As Luke was not controversial when he travelled with Paul to Jerusalem and the Temple, our assumption must be that he was also a Jew. Thus, there was no mention of Luke as a problem when Paul was arrested.
Another argument for the idea that Luke was a Jew is that he showed such an intimate knowledge of the Temple, more than any other of the Gospel writers. When he described the announcement to Zacharias concerning the birth of John the Baptist, Luke went into considerable detail to describe the rotating selection of the Levitical priests for service according to their families. He further described the position of the priest before the altar of incense, where the angel appeared to Zacharias (Luke 1:8–20).
The fact that Luke alone of the four Gospel writers gives this account, and he does so with such vivid detail, argues for his being a Jew, familiar with the Temple procedures. One could even speculate that Luke might have been a Levite as well, as he knew so much about how the Temple operated. Is it logical to assume, without question, that Luke was a Gentile, when he had such a clear understanding of the most intimate workings of the Temple, where no Gentile was allowed to go?

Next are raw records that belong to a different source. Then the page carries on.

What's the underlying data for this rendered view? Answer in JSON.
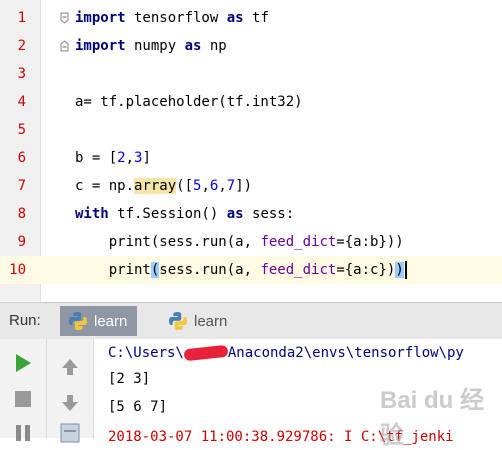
{
  "editor": {
    "lines": [
      {
        "num": "1"
      },
      {
        "num": "2"
      },
      {
        "num": "3"
      },
      {
        "num": "4"
      },
      {
        "num": "5"
      },
      {
        "num": "6"
      },
      {
        "num": "7"
      },
      {
        "num": "8"
      },
      {
        "num": "9"
      },
      {
        "num": "10"
      }
    ],
    "code": {
      "l1_kw1": "import",
      "l1_mid": " tensorflow ",
      "l1_kw2": "as",
      "l1_end": " tf",
      "l2_kw1": "import",
      "l2_mid": " numpy ",
      "l2_kw2": "as",
      "l2_end": " np",
      "l4": "a= tf.placeholder(tf.int32)",
      "l6_a": "b = [",
      "l6_n1": "2",
      "l6_c": ",",
      "l6_n2": "3",
      "l6_b": "]",
      "l7_a": "c = np.",
      "l7_fn": "array",
      "l7_b": "([",
      "l7_n1": "5",
      "l7_c1": ",",
      "l7_n2": "6",
      "l7_c2": ",",
      "l7_n3": "7",
      "l7_e": "])",
      "l8_kw1": "with",
      "l8_mid": " tf.Session() ",
      "l8_kw2": "as",
      "l8_end": " sess:",
      "l9_a": "    print(sess.run(a, ",
      "l9_p": "feed_dict",
      "l9_b": "={a:b}))",
      "l10_a": "    print",
      "l10_br": "(",
      "l10_b": "sess.run(a, ",
      "l10_p": "feed_dict",
      "l10_c": "={a:c})",
      "l10_br2": ")"
    }
  },
  "runbar": {
    "label": "Run:",
    "tabs": [
      {
        "label": "learn"
      },
      {
        "label": "learn"
      }
    ]
  },
  "console": {
    "path_prefix": "C:\\Users\\",
    "path_suffix": "Anaconda2\\envs\\tensorflow\\py",
    "out1": "[2 3]",
    "out2": "[5 6 7]",
    "out3": "2018-03-07 11:00:38.929786: I C:\\tf_jenki"
  },
  "colors": {
    "accent": "#8e97a3",
    "line_number": "#cc0000",
    "keyword": "#000080",
    "number": "#0000ff",
    "param": "#660099"
  },
  "watermark": "Bai du 经验"
}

Yet another argument is the striking intimacy that Luke had with the mother of Jesus, Mary. He relates the story of the birth of Jesus primarily from Mary’s point of view, and then said that she hid these things “in her heart” (Luke 2:19, 51). How did Luke, of all the Gospel writers, get so close to Mary that he was able to find out what she had hidden in her heart? As close-knit as the Jerusalem church was, and as difficult as it must have been for Gentiles to have gotten to the “inner circle” of the apostolic leadership, it seems highly unlikely that Luke could have gotten that close to Mary if he were a Gentile.
Actually, it appears that Luke might have served Mary for a time as her personal physician. This is speculation, but how else could he have had such a close relationship with her, so that he could draw from her the details she had hidden in her heart, and had discussed with few others? Luke would have had the opportunity to consult with Mary on the occasions when Paul made his reporting trips to Jerusalem, and especially while Paul was in prison in Caesarea for two years. Such access would have been quite understandable if Luke were a Jew, but would have been most unlikely if he were a Gentile.
My conclusion is, then, that we must infer that Luke was a Jew. The idea that he was a Gentile appears to be based on nothing more than wishful thinking and tradition. The biblical evidence strongly supports the position that Luke was a Jew, and we should always believe the Scriptures over tradition, when there is a conflict between the two.